Avec un appréciable arsenal d’enquêtes de terrain, de statistiques et de recherches de spécialistes, le sociologue C. Ben Ayed frappe au coeur du problème de l’école française : la mixité sociale. Ce sont les urbanistes qui, au lendemain de la seconde guerre mondiale, ont inventé ce concept : construire de grands ensembles où cohabiteraient différents milieux sociaux. Ce brassage effacerait les tensions entre classes et donnerait aux plus défavorisés la possibilité d’une élévation culturelle. Ce fut un échec, les conflits se multiplièrent, les moins démunis déménagèrent. On a alors prétendu, dans les discours politiques, implanter la mixité sociale dès l’école. Qu’est-elle donc ? Un idéal de coexistence entre les élèves de différents groupes sociaux, tous à égale considération, par souci de justice scolaire et de socialisation individuelle : le rêve de l’école unique...
On en est loin en France en 2015 : l’école de la République n’a jamais eu cet objectif. Au « peuple » l’école primaire, à l’élite bourgeoise très ségrégative le secondaire. On craignait les conséquences d’ « une éducation émancipatrice pour tous » sur le maintien de l’ordre moral. Mérite et élitisme allaient de pair, dons et talents ne pouvant fleurir que dans certains milieux socioculturels. Si les dominés étaient éclairés, le système de domination s’en verrait fragilisé.
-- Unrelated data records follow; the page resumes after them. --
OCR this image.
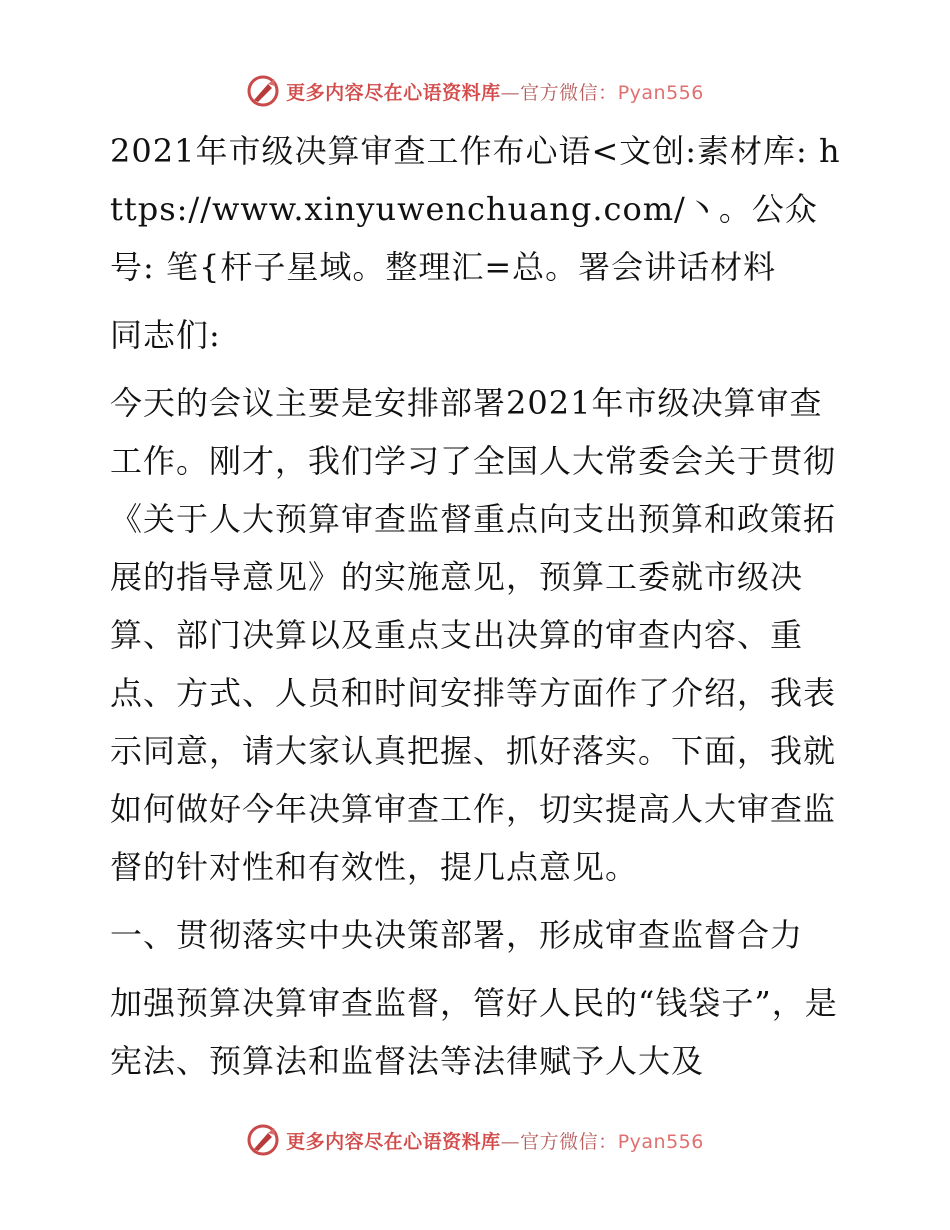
更多内容尽在心语资料库—官方微信：Pyan556

2021年市级决算审查工作布心语<文创:素材库: https://www.xinyuwenchuang.com/丶。公众号: 笔{杆子星域。整理汇=总。署会讲话材料

同志们:

今天的会议主要是安排部署2021年市级决算审查工作。刚才，我们学习了全国人大常委会关于贯彻《关于人大预算审查监督重点向支出预算和政策拓展的指导意见》的实施意见，预算工委就市级决算、部门决算以及重点支出决算的审查内容、重点、方式、人员和时间安排等方面作了介绍，我表示同意，请大家认真把握、抓好落实。下面，我就如何做好今年决算审查工作，切实提高人大审查监督的针对性和有效性，提几点意见。

一、贯彻落实中央决策部署，形成审查监督合力

加强预算决算审查监督，管好人民的“钱袋子”，是宪法、预算法和监督法等法律赋予人大及

更多内容尽在心语资料库—官方微信：Pyan556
Force est de constater en lisant cet essai, que de nombreux acteurs du système scolaire perpétuent cet état d’esprit. Il n’existe pas en France, à la différence d’autres pays européens, de politique éducative favorable à la mixité sociale, ni d’outils pour la mesurer. En dépit de la sectorisation, les ségrégations et les inégalités de scolarisation perdurent. En 2007, au lieu de favoriser la mixité sociale, la carte scolaire a induit un accroissement du nombre de dérogations et aggravé la ségrégation. Malgré quelques tentatives de « discrimination positive » favorisant la candidature d’élèves désavantagés — à Sciences Po ou dans les internats d’excellence—, la concurrence entre établissements reste rude et la composition sociale de leurs élèves varie peu.
En 2012, au vu de l’échec et dans un objectif électoraliste, on a assoupli cette carte scolaire : les dérogations se sont multipliées, peu favorables aux milieux populaires qui nourrissent, en conséquence, un sentiment de relégation. Les ségrégations scolaires ne viennent pas tant de la sectorisation, en fait, que de la prolifération des stratégies d’évitement et de la grande attractivité de l’enseignement privé toujours désectorisé.
En 2013, la “Loi de Refondation de l’Ecole” n’a rien modifié. Persistent la hiérarchisation des établissements et des filières ainsi que la diversité des offres d’enseignement selon les territoires. En outre, les collectivités locales ne peuvent seules favoriser la mixité sociale à l’école : l’État doit promulguer des lois.
L’enjeu, pour le sociologue, consisterait à supprimer les filières et leur hiérarchisation et à revaloriser les territoires à fortes inégalités sociales pour réduire les fragmentations scolaires entre zones populaires et quartiers plus aisés.
Car l’Éducation Nationale connaît ces processus de reproduction des inégalités et des ségrégations : pourtant le système scolaire français reste élitiste et inégalitaire, par indifférence ou par choix politique selon l’auteur. Le vieil adage « classes laborieuses, classes dangereuses » hante toujours les couloirs du ministère... L’école française renâcle à donner l’avantage aux plus démunis.
Si on ne s'en tenait pas à la recension objective on pourrait se demander s'il est également fondé, dans notre société individualiste de rechercher une même mixité sociale et un même enseignement du début à la fin du cursus scolaire.
• Choukri Ben Ayed. La mixité sociale à l'école. Tensions, enjeux, perspectives. Armand Colin, 2015, 223 pages.